If there is an area where water spots are an issue , I use a clean single edged razor blade. If you have to scrape water spots areas keep it moist so no dust is created/made airborne.

Lynn

----------


## DartfrogDan

thanks for all the advice,i will probably be using distilled water for spraying to avoid mineral deposits on the glass.but will still invest in a squeegee :Smile:

----------


## DartEd

Distilled water and a paper towel is what I use.

----------


## Luke

Ive thought about this too for our whites tree frogs, Im wondering in the UK what i can get hold of and use to clean water marks off, without using something that the frogs will absorb?

----------


## Brian

> Ive thought about this too for our whites tree frogs, Im wondering in the UK what i can get hold of and use to clean water marks off, without using something that the frogs will absorb?


The razor blade mentioned above is a chemical free way to clean glass. Keep it wet as Lynn suggested. Any kind of water can be used for this as long as you dry it thoroughly afterward with a paper towel. Just be sure you don't cut the silicone on the tank, the frogs, or yourself :Smile: .

----------


## Luke

> The razor blade mentioned above is a chemical free way to clean glass. Keep it wet as Lynn suggested. Any kind of water can be used for this as long as you dry it thoroughly afterward with a paper towel. Just be sure you don't cut the silicone on the tank, the frogs, or yourself.


brilliant thanks ive still got razors from when I had a marine tank, bonus

----------


## Heather

The aquarium scraper is very similar to the blade way. It's a less sharp metal edged scraper that you gently slide along the glass. The spots come right off. Have a damp paper towel ready and follow with it as you slide the scraper along. Both the blade method and the scraper work well. 
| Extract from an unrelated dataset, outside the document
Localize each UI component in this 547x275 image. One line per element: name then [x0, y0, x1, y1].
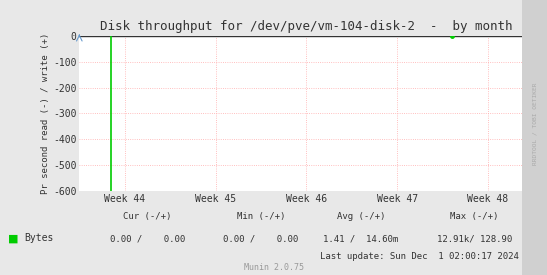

Here's an example of one. Mine is a more simple version.
http://m.petsmart.com/mt/www.petsmar...n_jtt_redirect

The spots are from mineral deposits in the spring or tap water. If you use distilled water for misting you should not have any spots unless your soaking water splashes on the glass  :Smile: .

----------


## Meefloaf

hey guys, almost ready to kick off my build, need to clean the glass in prep for me beginning to start getting my background done, isopropyl alcohol has been suggested, does this need washing off itself tho ?

----------